Background: Exercise testing is widely performed, but few databases exist of large numbers of consecutive tests performed on patients referred for routine clinical purposes using standardized methods. Even fewer of the available databases have information regarding all-cause mortality as an outcome.

Methods: All patients referred for evaluation at two university-affiliated Veterans Affairs medical centers who underwent exercise treadmill testing for clinical indications between 1987 and 2000 were determined to be dead or alive using the Social Security death index after a mean 6.2 years (median, 7 years) of follow-up. Clinical and exercise test variables were collected prospectively according to standard definitions; testing and data management were performed in a standardized fashion using a computer-assisted protocol. All-cause mortality was utilized as the end point for follow-up. Standard survival analysis was performed, including Kaplan-Meier curves and a Cox hazard model.

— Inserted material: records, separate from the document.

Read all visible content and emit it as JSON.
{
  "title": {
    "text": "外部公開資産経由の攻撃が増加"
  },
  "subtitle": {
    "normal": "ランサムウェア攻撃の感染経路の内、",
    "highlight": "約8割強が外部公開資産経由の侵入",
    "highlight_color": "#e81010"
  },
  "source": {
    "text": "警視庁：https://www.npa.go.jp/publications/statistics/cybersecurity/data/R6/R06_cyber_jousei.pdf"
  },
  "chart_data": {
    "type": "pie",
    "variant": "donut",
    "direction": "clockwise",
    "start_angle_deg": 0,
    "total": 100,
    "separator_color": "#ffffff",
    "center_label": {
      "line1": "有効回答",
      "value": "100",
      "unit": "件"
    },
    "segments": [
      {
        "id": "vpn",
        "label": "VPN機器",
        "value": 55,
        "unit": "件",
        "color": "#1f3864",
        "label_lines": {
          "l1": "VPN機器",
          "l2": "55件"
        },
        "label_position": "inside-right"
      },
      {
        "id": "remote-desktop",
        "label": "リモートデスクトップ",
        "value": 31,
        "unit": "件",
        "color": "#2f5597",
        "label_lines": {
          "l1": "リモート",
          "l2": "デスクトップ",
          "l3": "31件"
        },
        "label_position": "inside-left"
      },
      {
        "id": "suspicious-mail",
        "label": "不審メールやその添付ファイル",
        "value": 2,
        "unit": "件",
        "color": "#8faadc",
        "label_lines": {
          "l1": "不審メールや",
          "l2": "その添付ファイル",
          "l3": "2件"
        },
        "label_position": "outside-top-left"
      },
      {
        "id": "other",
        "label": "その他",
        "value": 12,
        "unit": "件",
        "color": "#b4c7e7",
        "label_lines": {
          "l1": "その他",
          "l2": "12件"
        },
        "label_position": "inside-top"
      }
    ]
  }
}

Results: There were 6,213 male patients (mean ± SD age, 59 ± 11 years) who underwent standard exercise ECG treadmill testing over the study period with a mean follow-up duration of 6.2 ± 3.7 years. There were no complications of testing in this clinically referred population, 78% of whom were referred for chest pain, or risk factors or signs or symptoms of ischemic heart disease. Overlapping thirds had typical angina or history of myocardial infarction (MI). Five hundred seventy-nine patients had prior coronary artery bypass surgery, and 522 patients had a history of congestive heart failure (CHF). Indications for testing were in accordance with published guidelines. Twenty percent died over the follow-up period, for an average annual mortality rate of 2.6%. Cox hazard function chose the following variables in rank order as independently and significantly associated with time to death: exercise capacity (metabolic equivalents < 5, age > 65 years, history of CHF, and history of MI. A score based on these variables (summing up the four variables [if yes = 1 point]) classified patients into low-risk, medium-risk, and high-risk groups. The high-risk group (score ≥ 3) has a hazard ratio of 5.0 (95% confidence interval, 4.7 to 5.3) and a 5-year mortality rate of 31%.

Conclusion: This comprehensive analysis provides rates of various abnormal responses that can be expected in patients referred for exercise testing at a typical medical center. Four simple variables combined as a score powerfully stratified patients according to prognosis.